Asking for recommendations on management guidance, the document acknowledges that the framework issued by the Committee of Sponsoring Organizations of the Treadway Commission - the IMA is one of those organizations - provides "components and objectives of internal control; it does not set forth detailed guidance as to the steps that management must follow in assessing the effectiveness of a company's internal controls over financial reporting."

Testing, testing, testing

Jeffrey C. Thomson, IMA vice president of research and practice development, reiterated the SEC's implicit message, as well as the IMA's findings.

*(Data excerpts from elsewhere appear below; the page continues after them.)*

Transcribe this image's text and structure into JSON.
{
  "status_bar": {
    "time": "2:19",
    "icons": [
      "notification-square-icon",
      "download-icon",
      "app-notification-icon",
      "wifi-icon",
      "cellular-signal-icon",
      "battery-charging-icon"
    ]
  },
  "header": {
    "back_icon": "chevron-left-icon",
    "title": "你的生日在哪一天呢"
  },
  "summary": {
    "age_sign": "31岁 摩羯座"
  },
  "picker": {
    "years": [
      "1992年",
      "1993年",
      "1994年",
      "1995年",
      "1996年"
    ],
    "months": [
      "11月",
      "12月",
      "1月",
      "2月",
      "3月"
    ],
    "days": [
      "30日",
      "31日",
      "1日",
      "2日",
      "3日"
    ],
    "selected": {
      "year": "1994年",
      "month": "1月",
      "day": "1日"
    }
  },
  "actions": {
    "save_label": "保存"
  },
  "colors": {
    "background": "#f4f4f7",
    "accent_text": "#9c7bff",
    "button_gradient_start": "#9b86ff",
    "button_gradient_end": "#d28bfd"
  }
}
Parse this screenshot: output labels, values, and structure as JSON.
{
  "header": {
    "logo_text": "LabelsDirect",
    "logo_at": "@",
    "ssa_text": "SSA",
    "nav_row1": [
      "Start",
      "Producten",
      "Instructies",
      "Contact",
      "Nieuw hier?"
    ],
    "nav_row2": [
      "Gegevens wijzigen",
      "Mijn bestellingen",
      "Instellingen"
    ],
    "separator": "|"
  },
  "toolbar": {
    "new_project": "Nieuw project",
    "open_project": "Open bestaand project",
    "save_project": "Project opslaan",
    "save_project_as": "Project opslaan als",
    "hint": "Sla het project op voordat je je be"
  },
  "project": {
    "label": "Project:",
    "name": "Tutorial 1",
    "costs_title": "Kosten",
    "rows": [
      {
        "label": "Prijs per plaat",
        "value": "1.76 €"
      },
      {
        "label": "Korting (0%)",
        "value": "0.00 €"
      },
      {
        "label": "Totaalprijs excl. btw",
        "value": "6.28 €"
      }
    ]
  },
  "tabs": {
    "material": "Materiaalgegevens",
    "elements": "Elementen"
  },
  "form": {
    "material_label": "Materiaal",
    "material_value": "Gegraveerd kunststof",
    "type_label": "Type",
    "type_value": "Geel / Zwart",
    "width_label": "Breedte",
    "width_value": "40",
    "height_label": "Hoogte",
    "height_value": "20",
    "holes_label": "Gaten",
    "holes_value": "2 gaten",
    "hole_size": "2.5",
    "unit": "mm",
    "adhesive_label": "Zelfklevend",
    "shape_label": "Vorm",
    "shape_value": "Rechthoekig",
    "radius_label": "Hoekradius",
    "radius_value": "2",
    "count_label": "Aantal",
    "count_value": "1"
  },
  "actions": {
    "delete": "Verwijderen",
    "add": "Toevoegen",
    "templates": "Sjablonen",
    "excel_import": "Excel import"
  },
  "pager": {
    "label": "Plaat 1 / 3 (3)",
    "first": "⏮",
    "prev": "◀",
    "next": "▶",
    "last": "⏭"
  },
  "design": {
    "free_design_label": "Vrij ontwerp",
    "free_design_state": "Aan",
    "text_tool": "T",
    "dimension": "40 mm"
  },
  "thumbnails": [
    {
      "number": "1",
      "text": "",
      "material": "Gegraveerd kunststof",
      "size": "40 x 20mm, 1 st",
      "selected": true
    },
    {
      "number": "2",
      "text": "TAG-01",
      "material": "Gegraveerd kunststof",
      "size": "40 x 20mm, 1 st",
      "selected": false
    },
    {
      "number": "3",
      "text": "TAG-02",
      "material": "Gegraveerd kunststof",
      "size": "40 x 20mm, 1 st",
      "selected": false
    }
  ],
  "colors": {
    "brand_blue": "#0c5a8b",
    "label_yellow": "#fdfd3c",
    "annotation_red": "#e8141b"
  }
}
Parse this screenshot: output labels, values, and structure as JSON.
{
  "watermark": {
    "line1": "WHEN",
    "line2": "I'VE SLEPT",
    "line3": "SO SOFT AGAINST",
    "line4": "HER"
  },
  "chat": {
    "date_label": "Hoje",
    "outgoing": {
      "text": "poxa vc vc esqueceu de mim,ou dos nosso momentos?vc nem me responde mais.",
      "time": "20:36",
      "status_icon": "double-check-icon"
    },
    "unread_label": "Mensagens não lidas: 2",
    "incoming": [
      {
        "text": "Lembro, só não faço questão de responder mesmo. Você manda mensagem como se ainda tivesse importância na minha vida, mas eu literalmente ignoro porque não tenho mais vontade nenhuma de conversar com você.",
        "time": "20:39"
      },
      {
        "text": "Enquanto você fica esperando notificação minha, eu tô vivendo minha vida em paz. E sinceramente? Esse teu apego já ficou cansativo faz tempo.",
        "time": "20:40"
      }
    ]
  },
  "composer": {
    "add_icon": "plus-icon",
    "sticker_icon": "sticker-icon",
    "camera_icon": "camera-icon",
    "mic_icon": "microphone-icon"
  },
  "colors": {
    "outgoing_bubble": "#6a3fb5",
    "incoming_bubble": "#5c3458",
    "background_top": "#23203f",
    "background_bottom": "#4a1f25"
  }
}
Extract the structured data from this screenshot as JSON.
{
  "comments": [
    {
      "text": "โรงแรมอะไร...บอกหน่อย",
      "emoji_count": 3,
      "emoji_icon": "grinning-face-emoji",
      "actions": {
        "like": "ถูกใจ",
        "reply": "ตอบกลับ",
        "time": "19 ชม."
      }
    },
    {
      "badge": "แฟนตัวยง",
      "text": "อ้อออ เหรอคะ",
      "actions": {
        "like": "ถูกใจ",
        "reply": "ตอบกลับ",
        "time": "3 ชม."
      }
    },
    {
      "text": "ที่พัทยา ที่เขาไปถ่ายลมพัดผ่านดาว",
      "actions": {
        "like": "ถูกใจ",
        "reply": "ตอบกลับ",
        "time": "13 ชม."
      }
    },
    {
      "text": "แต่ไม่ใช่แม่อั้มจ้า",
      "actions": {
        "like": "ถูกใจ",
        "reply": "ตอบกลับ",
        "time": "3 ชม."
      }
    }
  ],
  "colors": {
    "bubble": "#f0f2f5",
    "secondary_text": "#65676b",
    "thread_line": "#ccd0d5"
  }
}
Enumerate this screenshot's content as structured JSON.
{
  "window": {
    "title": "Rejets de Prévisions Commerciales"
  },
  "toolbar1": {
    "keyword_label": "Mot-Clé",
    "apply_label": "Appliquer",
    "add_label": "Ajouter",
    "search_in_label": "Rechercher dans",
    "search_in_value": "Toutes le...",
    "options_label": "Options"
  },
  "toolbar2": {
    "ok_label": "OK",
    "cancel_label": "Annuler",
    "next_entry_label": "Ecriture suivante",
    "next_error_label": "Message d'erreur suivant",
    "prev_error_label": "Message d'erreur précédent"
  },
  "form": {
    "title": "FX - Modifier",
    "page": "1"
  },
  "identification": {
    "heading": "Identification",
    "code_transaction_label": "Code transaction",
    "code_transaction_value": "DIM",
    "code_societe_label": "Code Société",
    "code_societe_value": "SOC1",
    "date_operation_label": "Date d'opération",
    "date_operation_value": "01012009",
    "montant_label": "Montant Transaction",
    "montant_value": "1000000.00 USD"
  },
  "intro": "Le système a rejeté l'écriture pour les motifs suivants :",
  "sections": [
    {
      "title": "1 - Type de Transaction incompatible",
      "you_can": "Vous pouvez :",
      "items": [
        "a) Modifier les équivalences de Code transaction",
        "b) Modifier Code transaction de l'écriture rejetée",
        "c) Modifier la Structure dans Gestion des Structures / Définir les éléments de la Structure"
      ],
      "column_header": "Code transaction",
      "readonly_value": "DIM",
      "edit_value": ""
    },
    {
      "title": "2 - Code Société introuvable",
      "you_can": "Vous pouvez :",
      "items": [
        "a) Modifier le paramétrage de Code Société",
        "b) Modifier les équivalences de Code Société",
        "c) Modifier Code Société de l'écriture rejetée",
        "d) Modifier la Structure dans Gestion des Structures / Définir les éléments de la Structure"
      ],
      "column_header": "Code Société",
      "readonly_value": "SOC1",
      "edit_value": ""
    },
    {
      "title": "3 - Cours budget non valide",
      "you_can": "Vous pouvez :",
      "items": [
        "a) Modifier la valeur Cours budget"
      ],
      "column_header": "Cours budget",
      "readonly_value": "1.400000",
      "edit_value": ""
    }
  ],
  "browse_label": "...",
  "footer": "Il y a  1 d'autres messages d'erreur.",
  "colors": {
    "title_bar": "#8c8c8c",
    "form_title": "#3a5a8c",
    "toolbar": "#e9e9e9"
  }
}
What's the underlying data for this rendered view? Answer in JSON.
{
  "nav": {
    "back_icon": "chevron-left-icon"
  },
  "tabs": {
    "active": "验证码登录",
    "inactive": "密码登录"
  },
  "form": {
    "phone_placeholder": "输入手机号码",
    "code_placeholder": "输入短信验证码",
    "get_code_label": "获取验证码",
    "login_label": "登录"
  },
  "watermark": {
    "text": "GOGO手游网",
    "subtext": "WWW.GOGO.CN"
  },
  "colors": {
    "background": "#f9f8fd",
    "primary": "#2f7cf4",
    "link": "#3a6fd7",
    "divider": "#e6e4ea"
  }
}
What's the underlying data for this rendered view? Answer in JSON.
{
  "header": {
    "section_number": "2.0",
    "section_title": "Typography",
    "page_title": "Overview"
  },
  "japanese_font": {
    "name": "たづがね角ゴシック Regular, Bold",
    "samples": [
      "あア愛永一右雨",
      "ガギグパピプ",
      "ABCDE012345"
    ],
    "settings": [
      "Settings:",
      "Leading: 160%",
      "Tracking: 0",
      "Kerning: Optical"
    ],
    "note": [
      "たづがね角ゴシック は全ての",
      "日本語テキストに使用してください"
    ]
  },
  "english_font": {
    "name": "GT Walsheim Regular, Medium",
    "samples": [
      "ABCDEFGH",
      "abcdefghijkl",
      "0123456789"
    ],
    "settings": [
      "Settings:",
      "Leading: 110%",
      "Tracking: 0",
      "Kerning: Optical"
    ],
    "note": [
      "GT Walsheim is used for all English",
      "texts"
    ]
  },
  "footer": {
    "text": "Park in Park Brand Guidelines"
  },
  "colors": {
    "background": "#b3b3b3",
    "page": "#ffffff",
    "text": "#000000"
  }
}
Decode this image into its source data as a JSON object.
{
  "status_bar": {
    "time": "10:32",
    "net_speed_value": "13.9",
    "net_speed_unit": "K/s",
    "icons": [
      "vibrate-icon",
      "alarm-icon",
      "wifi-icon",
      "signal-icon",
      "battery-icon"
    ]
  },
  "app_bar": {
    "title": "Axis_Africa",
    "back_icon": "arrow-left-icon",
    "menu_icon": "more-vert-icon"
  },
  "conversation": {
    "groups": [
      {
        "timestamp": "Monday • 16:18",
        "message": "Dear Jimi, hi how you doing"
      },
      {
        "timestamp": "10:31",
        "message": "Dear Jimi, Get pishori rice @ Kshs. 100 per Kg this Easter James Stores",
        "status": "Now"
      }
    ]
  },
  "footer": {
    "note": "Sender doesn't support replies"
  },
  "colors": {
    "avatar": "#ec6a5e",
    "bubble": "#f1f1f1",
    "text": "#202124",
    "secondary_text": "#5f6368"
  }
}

"In essence, external auditors have guidance that results in over-auditing," Thompson said. "Poor management, the folks stuck in the trenches, had no practical guidance. That resulted in the finding that management is clueless in determining how much control is enough. When should they stop testing and testing and testing?"

Sharman said that the IMA is not only formulating a detailed comment on the release, but devising an assessment methodology based on the internal control experience of 600 companies in several countries.

Kris Brands, director of financial systems at Inamed, a division of Allergan Inc., was one of the study's respondents who said they needed more methodology, that processes were too vague and that there was too much influence from auditors.

Brands also participated in a COSO research effort, polling companies to learn of their experience with SOX compliance. She found them expressing the same frustrations.

"[Managers] felt that AS 2 was being followed from an auditor's perspective. These people were business-process owners, and they felt there was an undue amount of focus and attention on auditing practices as they were trying to evaluate and measure internal control," Brands said. "They cited that COSO's framework was out there, but that was not what was prevailing."

Sharman said that the problem goes beyond Sarbanes-Oxley and AS 2. He sees it deeply rooted in the profession.

"Auditing Standard 2 is symptomatic of systematic institutional bias," Sharman said. "The people who have influence in the accounting profession in the United States are all products of the same educational system. This is where the bias occurs. The definition of the term 'accountant' is established in undergraduate education ... . Undergraduate universities ignore the needs of industry and governmental accountants. They stamp out the notion that the CPA defines what accountancy is. And that's how we get AS 2 and unimplementable regulations from government."

The study, titled "COSO 1992 Control Framework and Management Reporting on Internal Control over Financial Reporting: Survey and Analysis of Implementation Practices," will be available online at the IMA's Web site, www.imanet.org.